Nous avons souvenance d’une illustration représentant Charles de Galland, le front ceint d’un bandeau grec, comme les poètes.de l'Hellade, et jouant de la harpe, l'instrument sacré. De sa lyre enchanteresse, notre ami vient de tirer un hymne à Blida, célébrant, en mots magiques, les origines légendaires de notre cité et les splendeurs dont la nature s’est plu à l'entourer. C’est avec une gratitude infinie que nous sommes heureux de reproduire ci-après cette harmonieuse page publiée par la Dépêche Algérienno et inspirée par le charme et les séductions de notre ville.

 

Souvent les amoureux de la nature, en quête d'impressions nouvelles, vont chercher bien loin ce qui est prés d’eux, Blida est à 48 kilomètres d'Alger. Par le train, on y arrive en une heure et demie ou en deux heures. Je ne parle pas de l'automobile qui, subissant le vertige et l'obsession de la vitesse ne nous permet plus de jouir des charmes infinis et variés de cette « Mitidja » où se succèdent, surtout pendant la période printanière, d'inoubliables visions : fermes espacées, perdues dans la frondaison des grands arbres, comme les fleurons de l’industrie agricole, et les jalons de la conquête du sol, jadis meurtrier et ingrat, aujourd'hui salubre et fécond . champs de céréales piqués  et  des notes rouges des coquelicots ; vignobles entretenus et cultivés avec un soin jaloux ; jardins magnifiques où suivant la saison, les orangers, les mandariniers et les citronniers épandent le parfum de leurs fleurs, ou offrent aux regards la splendeur de leurs fruits. Dans les espaces libres, les fleurs des champs, filles de la nature, librement écloses, ne demandent rien à l'art du jardinier pour devenir,  où elles le peuvent, la parure adorable et fragile. Comme fond de tableau, tel que n'aurait pu le concevoir le plus subtil et le plus ému des décorateurs, la chaîne de l'Atlas, tantôt voilée de gazes bleues et roses, tantôt couronnée d'épais nuages, tantôt resplendissante, par une claire journée, sous le manteau de de la neige argentée. Cependant que de la plaine monte un hymne de gratitude en l'honneur des pionniers et des colons qui, au prix de dures épreuves et de lourds sacrifices. ont ajouté leurs efforts et leur labeur à la beauté des choses.

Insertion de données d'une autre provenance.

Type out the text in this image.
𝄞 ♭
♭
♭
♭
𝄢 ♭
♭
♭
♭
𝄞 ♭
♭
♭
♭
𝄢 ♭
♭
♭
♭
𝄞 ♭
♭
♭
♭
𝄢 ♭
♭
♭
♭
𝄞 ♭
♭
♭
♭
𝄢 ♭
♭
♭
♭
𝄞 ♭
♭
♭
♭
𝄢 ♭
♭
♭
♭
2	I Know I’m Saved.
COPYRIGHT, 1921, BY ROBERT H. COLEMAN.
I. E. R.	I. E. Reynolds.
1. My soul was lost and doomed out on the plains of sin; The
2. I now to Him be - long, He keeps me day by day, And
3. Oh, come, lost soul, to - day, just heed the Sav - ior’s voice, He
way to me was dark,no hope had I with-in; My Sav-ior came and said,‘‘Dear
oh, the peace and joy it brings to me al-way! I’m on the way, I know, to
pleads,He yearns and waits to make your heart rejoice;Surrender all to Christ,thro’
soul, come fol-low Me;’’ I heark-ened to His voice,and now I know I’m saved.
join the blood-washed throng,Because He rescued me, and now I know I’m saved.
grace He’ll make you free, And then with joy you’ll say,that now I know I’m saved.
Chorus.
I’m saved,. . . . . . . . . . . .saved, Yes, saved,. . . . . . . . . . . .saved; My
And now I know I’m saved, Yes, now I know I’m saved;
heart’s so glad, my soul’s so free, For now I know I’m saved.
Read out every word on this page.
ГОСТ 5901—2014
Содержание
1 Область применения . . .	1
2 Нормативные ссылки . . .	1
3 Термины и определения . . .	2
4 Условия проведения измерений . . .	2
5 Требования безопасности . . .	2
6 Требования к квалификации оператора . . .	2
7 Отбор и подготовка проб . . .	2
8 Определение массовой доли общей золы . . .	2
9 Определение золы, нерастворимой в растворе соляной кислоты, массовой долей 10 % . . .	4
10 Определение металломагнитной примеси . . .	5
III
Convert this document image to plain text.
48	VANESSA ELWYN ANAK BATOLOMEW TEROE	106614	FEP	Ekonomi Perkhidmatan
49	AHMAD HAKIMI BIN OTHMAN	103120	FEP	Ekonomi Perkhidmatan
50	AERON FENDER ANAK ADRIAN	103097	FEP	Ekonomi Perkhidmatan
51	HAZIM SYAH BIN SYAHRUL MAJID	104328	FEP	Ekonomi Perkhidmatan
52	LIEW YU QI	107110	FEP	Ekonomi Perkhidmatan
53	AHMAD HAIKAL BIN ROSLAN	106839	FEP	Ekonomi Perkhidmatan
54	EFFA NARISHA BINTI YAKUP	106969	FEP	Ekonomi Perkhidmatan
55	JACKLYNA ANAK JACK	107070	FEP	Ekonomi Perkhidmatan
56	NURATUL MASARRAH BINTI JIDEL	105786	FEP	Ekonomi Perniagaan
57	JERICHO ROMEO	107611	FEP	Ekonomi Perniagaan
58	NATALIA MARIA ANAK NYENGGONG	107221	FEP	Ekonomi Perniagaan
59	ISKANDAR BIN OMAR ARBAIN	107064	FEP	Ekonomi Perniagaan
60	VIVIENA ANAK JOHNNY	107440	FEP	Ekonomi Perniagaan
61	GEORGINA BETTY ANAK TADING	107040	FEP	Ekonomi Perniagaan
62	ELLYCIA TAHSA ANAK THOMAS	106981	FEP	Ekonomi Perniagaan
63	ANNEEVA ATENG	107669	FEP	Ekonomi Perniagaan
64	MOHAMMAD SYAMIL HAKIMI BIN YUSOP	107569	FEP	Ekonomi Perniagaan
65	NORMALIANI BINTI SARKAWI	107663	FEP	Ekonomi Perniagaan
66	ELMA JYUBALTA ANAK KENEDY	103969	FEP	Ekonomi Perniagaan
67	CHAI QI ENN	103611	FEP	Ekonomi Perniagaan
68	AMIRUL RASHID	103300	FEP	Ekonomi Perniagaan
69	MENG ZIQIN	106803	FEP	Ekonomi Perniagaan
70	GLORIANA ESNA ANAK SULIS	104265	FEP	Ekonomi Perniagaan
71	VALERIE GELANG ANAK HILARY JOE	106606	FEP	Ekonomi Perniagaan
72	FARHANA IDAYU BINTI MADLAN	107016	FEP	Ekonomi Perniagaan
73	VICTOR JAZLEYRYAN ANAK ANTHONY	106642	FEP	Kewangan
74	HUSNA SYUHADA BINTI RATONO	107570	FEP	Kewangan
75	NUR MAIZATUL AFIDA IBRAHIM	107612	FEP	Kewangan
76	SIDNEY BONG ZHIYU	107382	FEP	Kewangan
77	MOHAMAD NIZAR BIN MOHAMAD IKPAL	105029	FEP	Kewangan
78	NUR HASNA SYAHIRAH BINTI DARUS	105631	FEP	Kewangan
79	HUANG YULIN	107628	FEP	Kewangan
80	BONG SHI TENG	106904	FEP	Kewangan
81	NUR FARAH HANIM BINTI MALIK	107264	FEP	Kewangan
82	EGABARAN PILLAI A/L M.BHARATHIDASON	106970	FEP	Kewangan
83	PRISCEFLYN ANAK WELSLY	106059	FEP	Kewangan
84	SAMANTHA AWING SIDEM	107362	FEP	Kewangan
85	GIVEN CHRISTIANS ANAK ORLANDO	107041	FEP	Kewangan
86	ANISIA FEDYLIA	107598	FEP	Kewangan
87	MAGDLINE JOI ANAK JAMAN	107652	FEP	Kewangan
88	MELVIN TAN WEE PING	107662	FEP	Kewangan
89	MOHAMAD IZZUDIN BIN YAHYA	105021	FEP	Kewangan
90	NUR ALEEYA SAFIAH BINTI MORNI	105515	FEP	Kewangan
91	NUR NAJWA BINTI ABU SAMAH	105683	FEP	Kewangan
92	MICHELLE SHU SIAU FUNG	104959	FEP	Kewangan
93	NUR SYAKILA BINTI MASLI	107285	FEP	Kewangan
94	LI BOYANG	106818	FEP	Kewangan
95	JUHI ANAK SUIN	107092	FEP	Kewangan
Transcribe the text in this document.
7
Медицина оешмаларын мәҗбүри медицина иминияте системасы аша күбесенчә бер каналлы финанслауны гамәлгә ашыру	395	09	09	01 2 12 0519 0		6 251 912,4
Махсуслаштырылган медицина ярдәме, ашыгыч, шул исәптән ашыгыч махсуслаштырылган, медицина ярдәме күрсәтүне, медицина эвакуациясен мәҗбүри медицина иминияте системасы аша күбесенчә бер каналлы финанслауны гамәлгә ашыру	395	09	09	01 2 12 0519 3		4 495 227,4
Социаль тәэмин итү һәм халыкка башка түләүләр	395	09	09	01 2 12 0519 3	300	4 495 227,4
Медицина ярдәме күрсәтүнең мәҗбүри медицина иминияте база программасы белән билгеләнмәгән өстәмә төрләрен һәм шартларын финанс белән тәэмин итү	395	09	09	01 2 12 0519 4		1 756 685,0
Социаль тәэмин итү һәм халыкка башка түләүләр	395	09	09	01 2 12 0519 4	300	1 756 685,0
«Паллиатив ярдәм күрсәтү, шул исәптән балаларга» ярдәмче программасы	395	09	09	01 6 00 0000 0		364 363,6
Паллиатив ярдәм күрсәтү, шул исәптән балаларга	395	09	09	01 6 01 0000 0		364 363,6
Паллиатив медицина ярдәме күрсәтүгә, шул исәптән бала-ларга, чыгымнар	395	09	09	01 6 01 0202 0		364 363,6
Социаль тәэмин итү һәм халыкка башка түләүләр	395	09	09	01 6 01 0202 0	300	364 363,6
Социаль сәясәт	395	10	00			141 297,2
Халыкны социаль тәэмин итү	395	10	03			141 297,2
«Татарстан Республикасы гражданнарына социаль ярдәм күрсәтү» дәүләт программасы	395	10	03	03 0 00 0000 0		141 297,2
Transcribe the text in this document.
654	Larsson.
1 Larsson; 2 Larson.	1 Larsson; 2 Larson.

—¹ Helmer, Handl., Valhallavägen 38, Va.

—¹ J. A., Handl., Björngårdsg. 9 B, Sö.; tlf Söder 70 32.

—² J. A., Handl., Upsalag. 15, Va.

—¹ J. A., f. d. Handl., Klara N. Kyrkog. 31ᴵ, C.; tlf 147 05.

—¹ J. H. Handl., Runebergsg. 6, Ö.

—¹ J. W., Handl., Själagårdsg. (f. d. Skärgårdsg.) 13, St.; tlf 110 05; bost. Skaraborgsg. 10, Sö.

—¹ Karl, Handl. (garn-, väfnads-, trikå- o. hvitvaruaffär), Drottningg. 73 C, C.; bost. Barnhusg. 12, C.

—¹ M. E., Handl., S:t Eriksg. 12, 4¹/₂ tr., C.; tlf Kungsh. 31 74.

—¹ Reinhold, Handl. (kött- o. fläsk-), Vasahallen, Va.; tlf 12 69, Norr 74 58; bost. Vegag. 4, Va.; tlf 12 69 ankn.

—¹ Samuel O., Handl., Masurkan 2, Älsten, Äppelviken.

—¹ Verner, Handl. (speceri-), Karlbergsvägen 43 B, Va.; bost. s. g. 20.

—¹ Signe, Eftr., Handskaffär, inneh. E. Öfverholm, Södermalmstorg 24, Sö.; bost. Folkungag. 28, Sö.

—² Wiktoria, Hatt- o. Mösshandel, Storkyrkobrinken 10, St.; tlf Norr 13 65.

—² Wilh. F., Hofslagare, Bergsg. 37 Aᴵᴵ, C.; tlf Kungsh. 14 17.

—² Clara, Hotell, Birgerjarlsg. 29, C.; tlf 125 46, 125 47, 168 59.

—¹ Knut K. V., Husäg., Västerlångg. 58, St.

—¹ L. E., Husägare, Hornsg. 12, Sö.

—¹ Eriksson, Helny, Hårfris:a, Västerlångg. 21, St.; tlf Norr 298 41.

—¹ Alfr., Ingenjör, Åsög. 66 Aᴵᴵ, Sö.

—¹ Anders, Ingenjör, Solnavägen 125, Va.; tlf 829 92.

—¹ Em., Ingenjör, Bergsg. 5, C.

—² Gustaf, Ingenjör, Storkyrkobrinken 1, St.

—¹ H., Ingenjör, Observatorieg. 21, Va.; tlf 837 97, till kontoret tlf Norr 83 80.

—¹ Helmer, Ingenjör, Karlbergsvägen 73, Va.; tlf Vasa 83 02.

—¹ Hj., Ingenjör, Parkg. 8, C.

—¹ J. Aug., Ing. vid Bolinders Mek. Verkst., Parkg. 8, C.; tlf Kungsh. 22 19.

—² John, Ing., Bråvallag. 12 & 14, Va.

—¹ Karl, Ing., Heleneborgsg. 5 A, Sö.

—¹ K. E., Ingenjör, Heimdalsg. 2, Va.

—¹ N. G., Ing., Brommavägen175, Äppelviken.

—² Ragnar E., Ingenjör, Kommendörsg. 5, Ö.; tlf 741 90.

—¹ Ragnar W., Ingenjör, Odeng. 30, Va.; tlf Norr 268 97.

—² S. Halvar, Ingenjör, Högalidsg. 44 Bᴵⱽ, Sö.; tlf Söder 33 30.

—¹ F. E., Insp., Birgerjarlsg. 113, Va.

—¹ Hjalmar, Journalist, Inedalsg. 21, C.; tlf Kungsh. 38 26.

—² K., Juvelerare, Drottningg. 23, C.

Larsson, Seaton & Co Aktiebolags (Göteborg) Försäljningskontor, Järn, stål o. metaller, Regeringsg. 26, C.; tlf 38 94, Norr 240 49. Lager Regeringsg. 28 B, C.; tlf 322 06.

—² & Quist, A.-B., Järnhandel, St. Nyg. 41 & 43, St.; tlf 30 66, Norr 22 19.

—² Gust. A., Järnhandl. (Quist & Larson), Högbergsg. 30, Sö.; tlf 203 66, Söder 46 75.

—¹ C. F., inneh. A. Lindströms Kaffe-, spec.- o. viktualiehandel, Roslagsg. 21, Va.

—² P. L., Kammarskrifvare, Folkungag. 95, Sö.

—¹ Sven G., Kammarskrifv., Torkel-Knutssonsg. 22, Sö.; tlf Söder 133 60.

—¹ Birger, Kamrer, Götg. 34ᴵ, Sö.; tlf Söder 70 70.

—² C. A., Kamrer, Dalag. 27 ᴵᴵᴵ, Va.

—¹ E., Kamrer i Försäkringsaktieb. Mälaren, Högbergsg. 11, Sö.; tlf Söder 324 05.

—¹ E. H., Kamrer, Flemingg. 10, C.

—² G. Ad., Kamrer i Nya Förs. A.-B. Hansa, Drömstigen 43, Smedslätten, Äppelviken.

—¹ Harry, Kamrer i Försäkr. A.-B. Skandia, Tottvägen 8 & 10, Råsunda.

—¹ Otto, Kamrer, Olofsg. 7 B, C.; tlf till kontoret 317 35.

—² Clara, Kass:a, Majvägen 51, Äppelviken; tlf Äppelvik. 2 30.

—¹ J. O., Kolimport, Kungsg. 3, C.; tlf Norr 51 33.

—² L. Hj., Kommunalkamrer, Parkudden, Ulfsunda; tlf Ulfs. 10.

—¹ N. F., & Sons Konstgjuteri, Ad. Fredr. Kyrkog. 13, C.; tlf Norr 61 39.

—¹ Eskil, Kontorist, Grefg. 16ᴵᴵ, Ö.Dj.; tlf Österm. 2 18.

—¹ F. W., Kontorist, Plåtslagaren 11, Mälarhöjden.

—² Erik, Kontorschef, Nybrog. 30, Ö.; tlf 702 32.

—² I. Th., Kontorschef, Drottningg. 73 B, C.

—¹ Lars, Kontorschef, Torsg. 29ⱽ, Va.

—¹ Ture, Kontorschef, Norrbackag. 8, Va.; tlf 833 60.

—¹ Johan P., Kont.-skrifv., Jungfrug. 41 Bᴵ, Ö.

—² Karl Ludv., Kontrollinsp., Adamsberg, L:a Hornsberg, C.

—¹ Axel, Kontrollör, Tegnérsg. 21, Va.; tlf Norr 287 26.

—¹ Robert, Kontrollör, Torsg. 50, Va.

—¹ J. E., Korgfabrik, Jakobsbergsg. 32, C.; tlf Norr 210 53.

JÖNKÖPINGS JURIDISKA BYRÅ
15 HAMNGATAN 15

Le trajet est à son terme, et nous voici à Blida, • la petite ville » dénommée aussi « Ourida », la rose J'avoue que j’ai une prédilection pour la petite ville que la nature a comblée des dons les plus rares et dont le passé s'ouvre à nous avec ses légendes, ses récits fabuleux et ses épopées tragiques. Blida a eu la bonne fortune d'avoir un chantre romantique, un aède, une manière d'Homère, qui est allé puisser son inspiration dans de très vieilles annales. C'est le colonel Trumelet. Si le vieil Homère sommeille quelquefois, lui est toujours éveillé avec uné imagination inépuisable oü tout se mêle, l'histoire et la légende, le fantôme qui passe et le vivant qui agit, la poésie et le fait documentaire, la sèche chronologie et la brusque irruption dans le vaste domaine de la fantaisie. Quoi qu'il en soit, interrogez-le, il ne sera jamais à court et vous répondra toujours.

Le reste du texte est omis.